Still. The main feeling is one of incredulity. I am reading a manuscript about my mother’s life. And my father’s. Just a little more, even if I regret it tomorrow.
Matron cornered Anne just as she was emerging from the tearoom.
“Nurse Anne! I’d like a word with you! Please come to my office.”
Anne sat in the hard upright chair, feeling annoyed. The caustic Matron had interrupted a daydream about the shaggy student.
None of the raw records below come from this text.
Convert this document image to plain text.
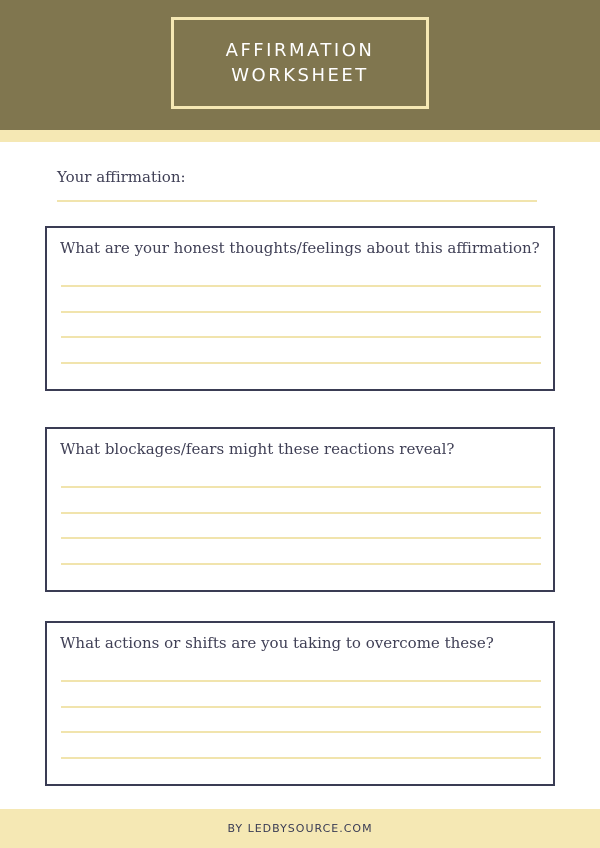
AFFIRMATION
WORKSHEET
Your affirmation:
What are your honest thoughts/feelings about this affirmation?
What blockages/fears might these reactions reveal?
What actions or shifts are you taking to overcome these?
BY LEDBYSOURCE.COM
“You have been in the operating theatre most afternoons for the past few weeks.”
“Yes Matron.”
“Under the operating table, to be precise, gathering and counting the swabs.”
“A very necessary part of the process.”
“Yes. And the most boring part as well. I asked the ward sister why she gave a bright nurse like you such a menial job all the time, and she said you had asked to do it. Why?”
Compliments weren’t usually forthcoming from Matron, so it was pleasant to hear that she thought her bright. Anne’s natural warmth overcame her irritation, and she leaned forward in her chair.
“I know I have to do a bit of everything while I’m in training, but I don’t like the atmosphere in the operating room. It’s so stressful, and I can’t get used to watching the doctor cutting people open.”